The content of Russian philosophy may be characterized in general terms as tending toward utopianism, maximalism, moralism, and soteriology. To take the last point first: Hegelianism was received in Russia in the 1830s not only as an allembracing philosophical system but also as a vehicle of secular salvation. In the 1860s Darwinism was similarly received, as was Marxism in the 1890s. Utopianism appears at the historical and sociopolitical level in two of Solovyov’s characteristic doctrines: his early ‘free theocracy,’ in which the spiritual authority of the Roman pope was to be united with the secular authority of the Russian tsar; and his later ecumenical project of reuniting the Eastern (Russian Orthodox) and Western (Roman Catholic) churches in a single ‘universal [vselenskaia] church’ that would also incorporate the ‘Protestant principle’ of free philosophical and theological inquiry. Maximalism appears at the individual and religious level in Shestov’s claim that God, for whom alone ‘all things are possible,’ can cause what has happened not to have happened and, in particular, can restore irrecoverable human loss, such as that associated with disease, deformity, madness, and death. Maximalism and moralism are united at the cosmic and ‘scientific-technological’ level in Nikolai Fyodorov’s (1829–1903) insistence on the overriding moral obligation of all men (‘the sons’) to join the common cause of restoring life to ‘the fathers,’ those who gave them life rather than, as sanctioned by the ‘theory of progress,’ pushing them, figuratively if not literally, into the grave.

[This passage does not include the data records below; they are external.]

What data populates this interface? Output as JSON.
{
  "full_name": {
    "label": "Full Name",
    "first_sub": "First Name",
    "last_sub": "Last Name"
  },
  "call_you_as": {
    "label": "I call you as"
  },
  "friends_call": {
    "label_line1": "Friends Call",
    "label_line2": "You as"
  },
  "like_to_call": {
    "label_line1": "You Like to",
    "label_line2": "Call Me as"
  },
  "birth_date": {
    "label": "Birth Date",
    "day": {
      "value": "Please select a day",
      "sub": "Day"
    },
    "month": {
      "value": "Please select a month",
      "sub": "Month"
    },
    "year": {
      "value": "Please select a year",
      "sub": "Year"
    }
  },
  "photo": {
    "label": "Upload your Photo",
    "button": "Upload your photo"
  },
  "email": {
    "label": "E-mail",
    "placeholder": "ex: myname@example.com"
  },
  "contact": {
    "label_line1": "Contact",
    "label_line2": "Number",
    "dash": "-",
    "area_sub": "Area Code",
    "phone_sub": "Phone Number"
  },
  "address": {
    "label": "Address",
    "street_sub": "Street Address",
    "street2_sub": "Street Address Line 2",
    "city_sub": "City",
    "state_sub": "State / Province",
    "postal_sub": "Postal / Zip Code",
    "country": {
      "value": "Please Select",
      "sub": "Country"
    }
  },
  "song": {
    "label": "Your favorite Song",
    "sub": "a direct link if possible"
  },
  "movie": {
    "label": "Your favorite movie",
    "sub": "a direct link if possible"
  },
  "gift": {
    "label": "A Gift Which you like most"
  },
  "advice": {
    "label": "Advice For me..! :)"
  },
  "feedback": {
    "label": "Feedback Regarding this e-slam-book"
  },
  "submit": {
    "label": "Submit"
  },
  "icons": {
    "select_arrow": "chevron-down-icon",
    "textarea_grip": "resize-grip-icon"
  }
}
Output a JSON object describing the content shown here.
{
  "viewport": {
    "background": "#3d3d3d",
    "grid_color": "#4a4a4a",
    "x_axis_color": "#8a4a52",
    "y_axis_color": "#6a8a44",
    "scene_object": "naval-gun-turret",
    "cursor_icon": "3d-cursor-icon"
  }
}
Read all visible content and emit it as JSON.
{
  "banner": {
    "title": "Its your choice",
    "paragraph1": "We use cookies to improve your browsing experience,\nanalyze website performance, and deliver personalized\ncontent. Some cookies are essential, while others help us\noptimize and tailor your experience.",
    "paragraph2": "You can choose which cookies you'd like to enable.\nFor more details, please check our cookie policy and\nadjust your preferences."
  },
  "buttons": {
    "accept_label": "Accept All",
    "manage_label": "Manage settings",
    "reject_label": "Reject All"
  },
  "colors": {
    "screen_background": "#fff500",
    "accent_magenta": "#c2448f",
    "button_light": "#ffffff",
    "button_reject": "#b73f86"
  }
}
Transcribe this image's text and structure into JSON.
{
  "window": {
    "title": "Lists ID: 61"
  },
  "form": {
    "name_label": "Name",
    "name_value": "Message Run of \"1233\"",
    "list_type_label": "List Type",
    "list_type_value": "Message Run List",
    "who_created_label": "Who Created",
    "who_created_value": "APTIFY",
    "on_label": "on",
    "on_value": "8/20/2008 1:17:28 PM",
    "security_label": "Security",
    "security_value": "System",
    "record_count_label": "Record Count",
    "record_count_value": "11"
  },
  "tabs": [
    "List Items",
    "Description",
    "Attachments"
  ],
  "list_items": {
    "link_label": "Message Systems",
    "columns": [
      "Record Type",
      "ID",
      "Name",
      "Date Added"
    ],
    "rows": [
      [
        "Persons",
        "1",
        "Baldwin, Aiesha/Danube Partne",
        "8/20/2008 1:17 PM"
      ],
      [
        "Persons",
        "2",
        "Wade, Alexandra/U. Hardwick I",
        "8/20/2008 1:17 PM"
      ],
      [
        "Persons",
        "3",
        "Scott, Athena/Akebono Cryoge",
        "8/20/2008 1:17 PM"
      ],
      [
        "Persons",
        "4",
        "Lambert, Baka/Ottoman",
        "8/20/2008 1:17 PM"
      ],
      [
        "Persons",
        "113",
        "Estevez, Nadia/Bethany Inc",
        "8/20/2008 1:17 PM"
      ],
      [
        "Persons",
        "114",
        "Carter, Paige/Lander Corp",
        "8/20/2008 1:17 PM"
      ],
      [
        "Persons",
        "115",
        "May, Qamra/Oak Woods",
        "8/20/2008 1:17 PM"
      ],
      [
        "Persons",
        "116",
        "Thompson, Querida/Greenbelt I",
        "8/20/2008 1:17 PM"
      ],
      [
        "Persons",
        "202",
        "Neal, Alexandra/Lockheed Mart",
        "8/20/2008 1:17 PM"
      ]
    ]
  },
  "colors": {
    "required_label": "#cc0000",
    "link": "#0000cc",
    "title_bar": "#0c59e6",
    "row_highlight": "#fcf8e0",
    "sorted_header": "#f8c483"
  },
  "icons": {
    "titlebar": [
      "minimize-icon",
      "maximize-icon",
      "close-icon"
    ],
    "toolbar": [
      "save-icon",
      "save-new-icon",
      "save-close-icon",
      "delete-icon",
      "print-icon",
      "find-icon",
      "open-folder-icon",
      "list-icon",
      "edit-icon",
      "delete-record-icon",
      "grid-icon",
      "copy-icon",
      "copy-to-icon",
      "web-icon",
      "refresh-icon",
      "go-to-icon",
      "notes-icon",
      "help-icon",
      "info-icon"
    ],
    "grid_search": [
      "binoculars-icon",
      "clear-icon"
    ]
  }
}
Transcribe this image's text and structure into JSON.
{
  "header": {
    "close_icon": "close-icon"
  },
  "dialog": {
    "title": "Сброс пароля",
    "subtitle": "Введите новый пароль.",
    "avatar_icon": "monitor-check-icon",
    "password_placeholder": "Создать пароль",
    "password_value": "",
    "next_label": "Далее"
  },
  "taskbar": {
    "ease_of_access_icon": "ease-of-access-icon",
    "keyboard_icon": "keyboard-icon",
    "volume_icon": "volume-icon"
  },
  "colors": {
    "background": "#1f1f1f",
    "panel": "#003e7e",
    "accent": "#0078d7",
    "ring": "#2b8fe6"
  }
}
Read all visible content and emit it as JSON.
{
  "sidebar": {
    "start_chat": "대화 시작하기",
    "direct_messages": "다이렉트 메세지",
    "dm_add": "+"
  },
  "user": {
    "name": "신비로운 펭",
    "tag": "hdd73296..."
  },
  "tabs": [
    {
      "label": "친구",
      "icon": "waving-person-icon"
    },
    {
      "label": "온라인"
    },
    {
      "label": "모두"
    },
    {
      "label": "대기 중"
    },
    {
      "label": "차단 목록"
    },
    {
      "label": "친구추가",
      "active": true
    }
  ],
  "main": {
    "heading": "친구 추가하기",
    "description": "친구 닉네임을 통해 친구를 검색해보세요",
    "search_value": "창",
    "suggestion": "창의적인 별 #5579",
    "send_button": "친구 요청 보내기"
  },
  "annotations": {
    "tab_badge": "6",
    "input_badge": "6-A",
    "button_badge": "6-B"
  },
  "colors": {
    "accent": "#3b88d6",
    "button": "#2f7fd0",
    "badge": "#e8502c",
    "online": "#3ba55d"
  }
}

Certain doctrinal emphases and assumptions link Russian thinkers from widely separated points on the political and ideological spectrum: (1) Russian philosophers were nearly unanimous in dismissing the notorious Cartesian- Humean ‘problem of other minds’ as a nonproblem. Their convictions about human community and conciliarity (sobornost’), whether religious or secular, were too powerful to permit Russian thinkers to raise serious doubts as to whether their moaning and bleeding neighbor was ‘really’ in pain. (2) Most Russian thinkers – the Westernizers were a partial exception – viewed key Western philosophical positions and formulations, from the Socratic ‘know thyself’ to the Cartesian cogito, as overly individualistic and overly intellectualistic, as failing to take into account the wholeness of the human person. (3) Both such anti-Marxists as Herzen (with his ‘philosophy of the act’) and Fyodorov (with his ‘projective’ common task) and the early Russian Marxists were in agreement about the unacceptability of the ‘Western’ dichotomy between thought and action. But when they stressed the unity of theory and practice, a key question remained: Who is to shape this unity? And what is its form? The threadbare Marxist- Leninist ‘philosophy’ of the Stalin years paid lip service to the freedom involved in forging such a unity. Stalin in fact imposed crushing restraints upon both thought and action. Since 1982, works by and about the previously abused or neglected religious and speculative thinkers of Russia’s past have been widely republished and eagerly discussed. This applies to Fyodorov, Solovyov, Leontyev, Rozanov, Berdyaev, Shestov, and the Husserlian Shpet, among others. See also BAKUNIN, BERDYAEV, HERZEN, LENIN , PLEKHANOV , RUSSIAN NIHILISM , SO — LOVYO. G.L.K.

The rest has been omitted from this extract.